We attempt to quantitatively study the uncertainties of the polarized brightness and for the polarization angle which are to be expected for measurements from noisy image detectors in classical coronagraphs. We derive the probability density functions (PDF) which apply to polarization observations with polarization filters at 0^∘, 60^∘ and 120^∘. The noise in the directly observed image intensities is assumed to be normally distributed. We find that for low and medium signal-to-noise ratios the polarized brightness obeys a distribution with a strongly biased mean which, if not taken account of, leads to an overestimation of the polarized brightness and degree of polarization. The PDFs are compared with data from the SECCHI-COR1 coronagraph onboard STEREO-A in order to detect systematic or random perturbations of the polarized brightness and the polarization angle beyond the unavoidable photon and detector hardware noise. This noise is estimated from two successive filter sequences taken in-flight during calm coronal conditions on 18 May 2008 and is expressed in the form of an intensity–variance relation. Two small deviations between the measured distributions and the predicted PDF for the polarization angle were found. The standard deviation of the polarization angle error decreases with increasing signal-to-noise ratio of the polarized brightness. For ratios larger than about 8 this decrease was found not as steep anymore as predicted which could hint to a small additional noise source. Next, we found a systematic constant deviation of the polarization angle by \(-1^{\circ }\) for all signal-to-noise ratios of the polarized brightness. Besides these small discrepancies, our theoretically derived PDFs agree quite well with the distributions of measured brightnesses in test regions of the images.

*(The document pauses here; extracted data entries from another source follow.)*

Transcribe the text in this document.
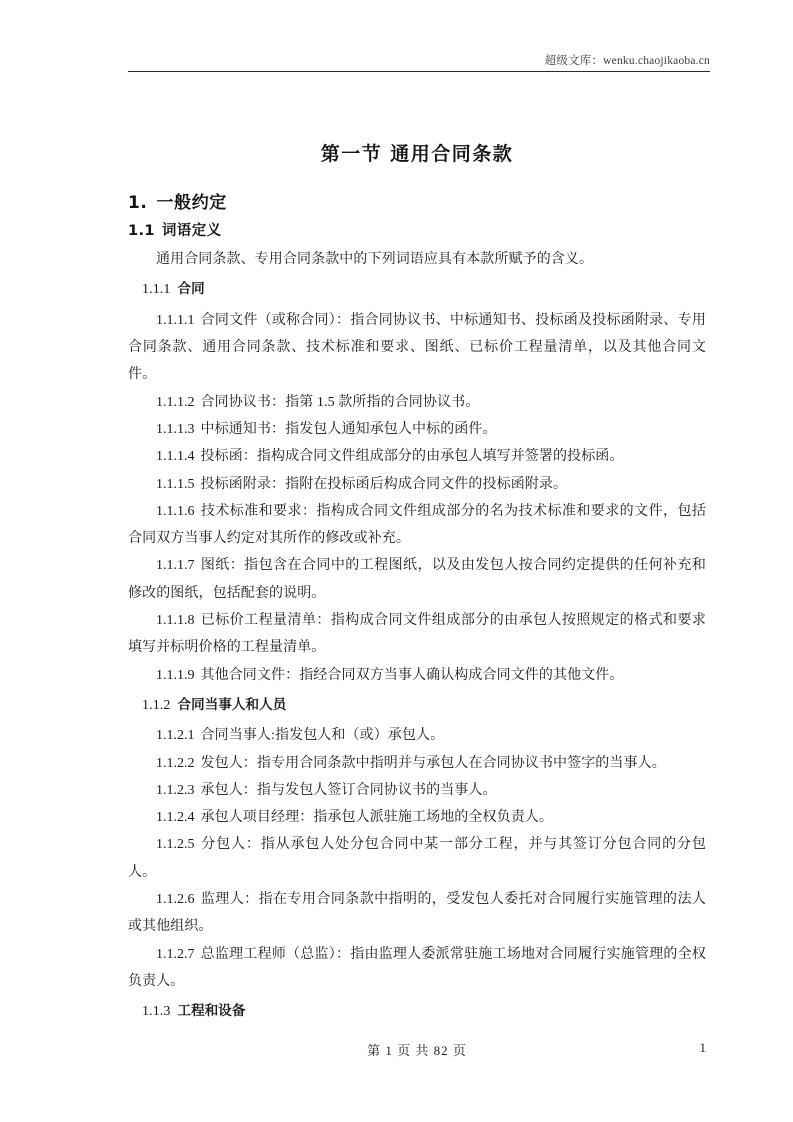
超级文库：wenku.chaojikaoba.cn
第一节 通用合同条款
1. 一般约定
1.1 词语定义
通用合同条款、专用合同条款中的下列词语应具有本款所赋予的含义。
1.1.1 合同
1.1.1.1 合同文件（或称合同）：指合同协议书、中标通知书、投标函及投标函附录、专用合同条款、通用合同条款、技术标准和要求、图纸、已标价工程量清单，以及其他合同文件。
1.1.1.2 合同协议书：指第 1.5 款所指的合同协议书。
1.1.1.3 中标通知书：指发包人通知承包人中标的函件。
1.1.1.4 投标函：指构成合同文件组成部分的由承包人填写并签署的投标函。
1.1.1.5 投标函附录：指附在投标函后构成合同文件的投标函附录。
1.1.1.6 技术标准和要求：指构成合同文件组成部分的名为技术标准和要求的文件，包括合同双方当事人约定对其所作的修改或补充。
1.1.1.7 图纸：指包含在合同中的工程图纸，以及由发包人按合同约定提供的任何补充和修改的图纸，包括配套的说明。
1.1.1.8 已标价工程量清单：指构成合同文件组成部分的由承包人按照规定的格式和要求填写并标明价格的工程量清单。
1.1.1.9 其他合同文件：指经合同双方当事人确认构成合同文件的其他文件。
1.1.2 合同当事人和人员
1.1.2.1 合同当事人:指发包人和（或）承包人。
1.1.2.2 发包人：指专用合同条款中指明并与承包人在合同协议书中签字的当事人。
1.1.2.3 承包人：指与发包人签订合同协议书的当事人。
1.1.2.4 承包人项目经理：指承包人派驻施工场地的全权负责人。
1.1.2.5 分包人：指从承包人处分包合同中某一部分工程，并与其签订分包合同的分包人。
1.1.2.6 监理人：指在专用合同条款中指明的，受发包人委托对合同履行实施管理的法人或其他组织。
1.1.2.7 总监理工程师（总监）：指由监理人委派常驻施工场地对合同履行实施管理的全权负责人。
1.1.3 工程和设备
第 1 页 共 82 页	1
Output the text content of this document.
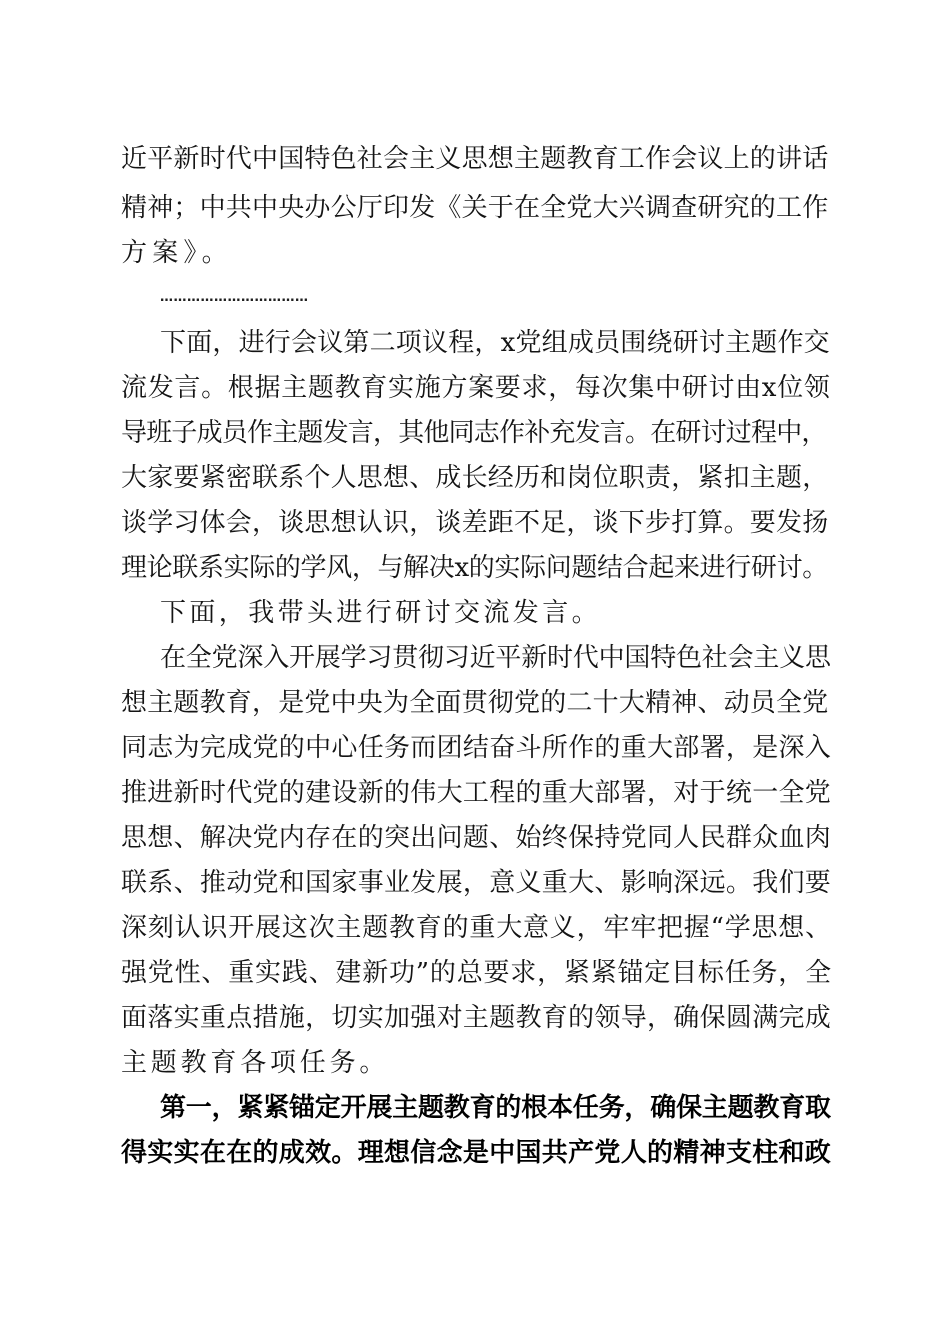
近平新时代中国特色社会主义思想主题教育工作会议上的讲话
精神；中共中央办公厅印发《关于在全党大兴调查研究的工作
方案》。
……………………………
下面，进行会议第二项议程，x党组成员围绕研讨主题作交
流发言。根据主题教育实施方案要求，每次集中研讨由x位领
导班子成员作主题发言，其他同志作补充发言。在研讨过程中，
大家要紧密联系个人思想、成长经历和岗位职责，紧扣主题，
谈学习体会，谈思想认识，谈差距不足，谈下步打算。要发扬
理论联系实际的学风，与解决x的实际问题结合起来进行研讨。
下面，我带头进行研讨交流发言。
在全党深入开展学习贯彻习近平新时代中国特色社会主义思
想主题教育，是党中央为全面贯彻党的二十大精神、动员全党
同志为完成党的中心任务而团结奋斗所作的重大部署，是深入
推进新时代党的建设新的伟大工程的重大部署，对于统一全党
思想、解决党内存在的突出问题、始终保持党同人民群众血肉
联系、推动党和国家事业发展，意义重大、影响深远。我们要
深刻认识开展这次主题教育的重大意义，牢牢把握“学思想、
强党性、重实践、建新功”的总要求，紧紧锚定目标任务，全
面落实重点措施，切实加强对主题教育的领导，确保圆满完成
主题教育各项任务。
第一，紧紧锚定开展主题教育的根本任务，确保主题教育取
得实实在在的成效。理想信念是中国共产党人的精神支柱和政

The PDFs we present here can equally be applied to similarly measured data from other coronagraphs and may help to quantify uncertainty limits of the derived polarization. They can be used for in-flight health checks of an instrument, are useful when separating unpolarized stray light from the polarized K-corona and when comparing the observed polarization data with results from model simulations.

我们试图定量研究偏振亮度和偏振角的不确定性，这些不确定性是在经典日冕仪中使用噪声图像检测器进行测量所期望的。我们推导出在0应用于偏振观测与偏振滤光器的概率密度函数（PDF）^∘，60 ^∘和120 ^∘。假定直接观察到的图像强度中的噪声是正态分布的。我们发现，对于中低信噪比，偏振亮度服从具有强烈偏差均值的分布，如果不考虑这一点，则会导致对偏振亮度和偏振度的高估。将PDF与STEREO-A机载SECCHI-COR1日冕仪上的数据进行比较，以检测超出不可避免的光子和检测器硬件噪声的偏振亮度和偏振角的系统或随机扰动。该噪声是根据2008年5月18日在平静的日冕条件下在飞行中获取的两个连续的滤波器序列估算出的，并以强度-方差关系的形式表示。发现在测量分布和偏振角的预测PDF之间存在两个小偏差。偏振角误差的标准偏差随着偏振亮度的信噪比的增加而减小。对于大于约8的比率，发现该下降不再像预期的那样陡峭，这可能暗示了一个小的附加噪声源。接下来，我们发现偏振角的系统常数偏差为\（-1 ^ {\ circ} \）表示偏振亮度的所有信噪比。除了这些小的差异外，我们从理论上得出的PDF与图像测试区域中测得的亮度分布非常吻合。我们在此提供的PDF可以等效地应用于其他日冕仪的类似测量数据，并且可以帮助量化所导出极化的不确定性限制。它们可用于仪器的飞行中健康检查，在将非偏振杂散光与偏振K电晕隔离以及将观察到的偏振数据与模型仿真结果进行比较时非常有用。